Metody oparte na wykrywaniu antygenów Chlamydia trachomatis
Przy użyciu swoistych przeciwciał możliwe jest bezpośrednie wykazanie antygenu Chl. trachomatis w badanym materiale. Detekcja tak powstałych kompleksów opiera się na reakcji enzymatycznej lub fluorescencji. Do technik wykrywających antygen zaliczyć można dwa testy – immunofluorescencję bezpośrednią (ang. direct immunofluorescence – DIF) i metody immunoenzymatyczne (ang. enzyme immunoassay – EIA). Cechują się one relatywnie małą czułością (70–80%) oraz dużą swoistością (96–100%) [6]. Metoda DIF jest oparta na bezpośredniej wizualizacji ciałek elementarnych Chl. trachomatis. W teście tym stosuje się przeciwciała monoklonalne, znakowane izotiocyjanianem fluoresceiny.
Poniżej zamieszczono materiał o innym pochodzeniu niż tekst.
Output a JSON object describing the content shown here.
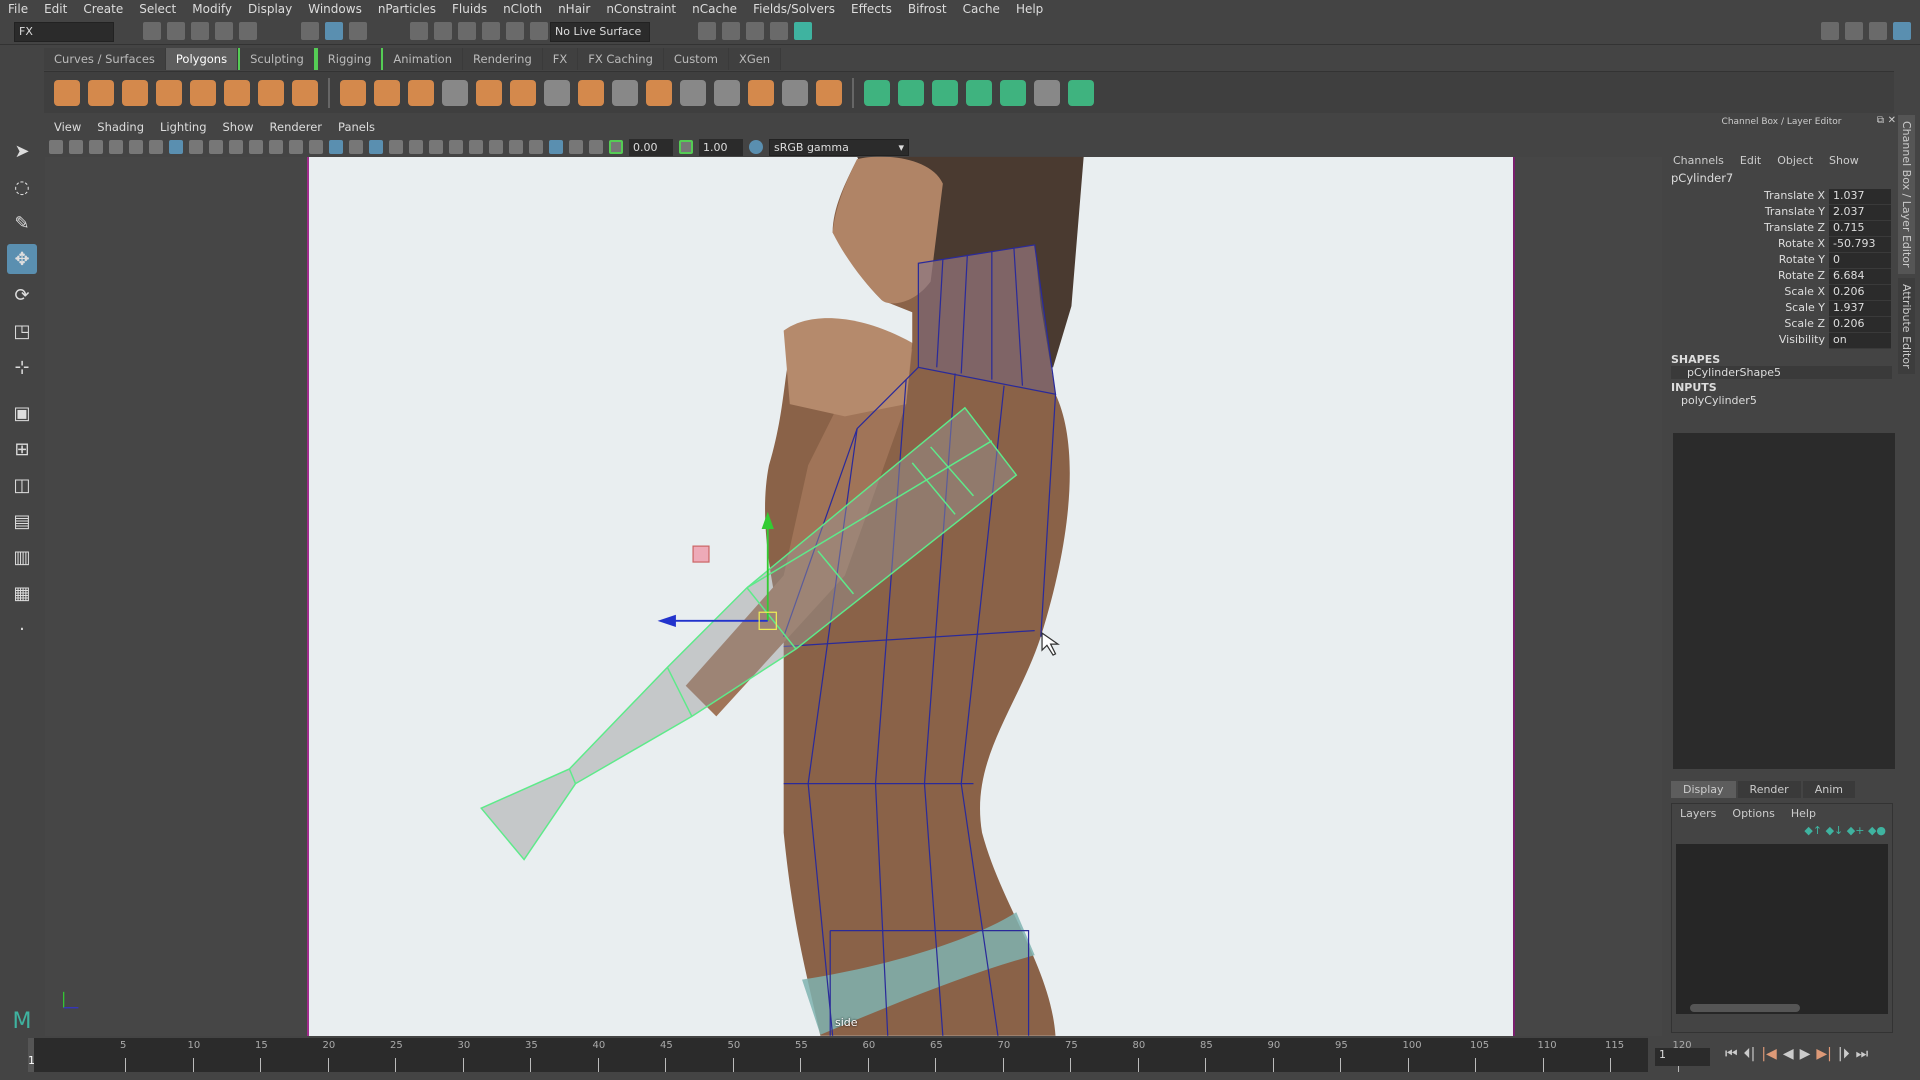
{
  "menu": [
    "File",
    "Edit",
    "Create",
    "Select",
    "Modify",
    "Display",
    "Windows",
    "nParticles",
    "Fluids",
    "nCloth",
    "nHair",
    "nConstraint",
    "nCache",
    "Fields/Solvers",
    "Effects",
    "Bifrost",
    "Cache",
    "Help"
  ],
  "status": {
    "menuset": "FX",
    "live_surface": "No Live Surface"
  },
  "shelf_tabs": [
    "Curves / Surfaces",
    "Polygons",
    "Sculpting",
    "Rigging",
    "Animation",
    "Rendering",
    "FX",
    "FX Caching",
    "Custom",
    "XGen"
  ],
  "shelf_active": "Polygons",
  "panel_menu": [
    "View",
    "Shading",
    "Lighting",
    "Show",
    "Renderer",
    "Panels"
  ],
  "panel_tools": {
    "exposure": "0.00",
    "gamma": "1.00",
    "color_space": "sRGB gamma"
  },
  "viewport": {
    "camera_label": "side"
  },
  "channel_box": {
    "title": "Channel Box / Layer Editor",
    "menu": [
      "Channels",
      "Edit",
      "Object",
      "Show"
    ],
    "object": "pCylinder7",
    "attrs": [
      {
        "name": "Translate X",
        "value": "1.037"
      },
      {
        "name": "Translate Y",
        "value": "2.037"
      },
      {
        "name": "Translate Z",
        "value": "0.715"
      },
      {
        "name": "Rotate X",
        "value": "-50.793"
      },
      {
        "name": "Rotate Y",
        "value": "0"
      },
      {
        "name": "Rotate Z",
        "value": "6.684"
      },
      {
        "name": "Scale X",
        "value": "0.206"
      },
      {
        "name": "Scale Y",
        "value": "1.937"
      },
      {
        "name": "Scale Z",
        "value": "0.206"
      },
      {
        "name": "Visibility",
        "value": "on"
      }
    ],
    "shapes_header": "SHAPES",
    "shape": "pCylinderShape5",
    "inputs_header": "INPUTS",
    "input": "polyCylinder5"
  },
  "vertical_tabs": [
    "Channel Box / Layer Editor",
    "Attribute Editor"
  ],
  "layer_editor": {
    "tabs": [
      "Display",
      "Render",
      "Anim"
    ],
    "menu": [
      "Layers",
      "Options",
      "Help"
    ]
  },
  "timeline": {
    "ticks": [
      5,
      10,
      15,
      20,
      25,
      30,
      35,
      40,
      45,
      50,
      55,
      60,
      65,
      70,
      75,
      80,
      85,
      90,
      95,
      100,
      105,
      110,
      115,
      120
    ],
    "current_frame": "1",
    "range_field": "1"
  },
  "colors": {
    "accent": "#5a8fb0",
    "mesh_wire": "#2a2a9a",
    "selected_wire": "#5eea8a",
    "shelf_orange": "#d4894c",
    "shelf_green": "#3fb37f"
  }
}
Umożliwia on detekcję zarówno lipopolisacharydu (LPS), jak i głównego białka membrany zewnętrznej (ang. major outer membrane protein – MOMP) Chl. trachomatis. Technika ta – ze względu na czasochłonność oraz pracochłonność – jest niezbyt użyteczna dla dużej liczby próbek. W metodzie EIA za pomocą przeciwciała znakowanego enzymem wzbudzającym barwę wykrywanym antygenem jest LPS Chl. trachomatis. Występowanie w badanym materiale innych Gram-ujemnych bakterii, z którymi mogą krzyżowo reagować zastosowane w teście przeciwciała, stwarza możliwość powstania fałszywie dodatnich wyników [14]. Niewątpliwą zaletą tego testu jest niewysoka cena oraz możliwość wykonania za jego pomocą dużej liczby badań. Przydatność testu immunoenzymatycznego w badaniach epidemiologicznych oraz jego szerokie zastosowanie w programach skryningowych opisano już w 1987 r., w pionierskiej pracy z tej dziedziny w Polsce [15].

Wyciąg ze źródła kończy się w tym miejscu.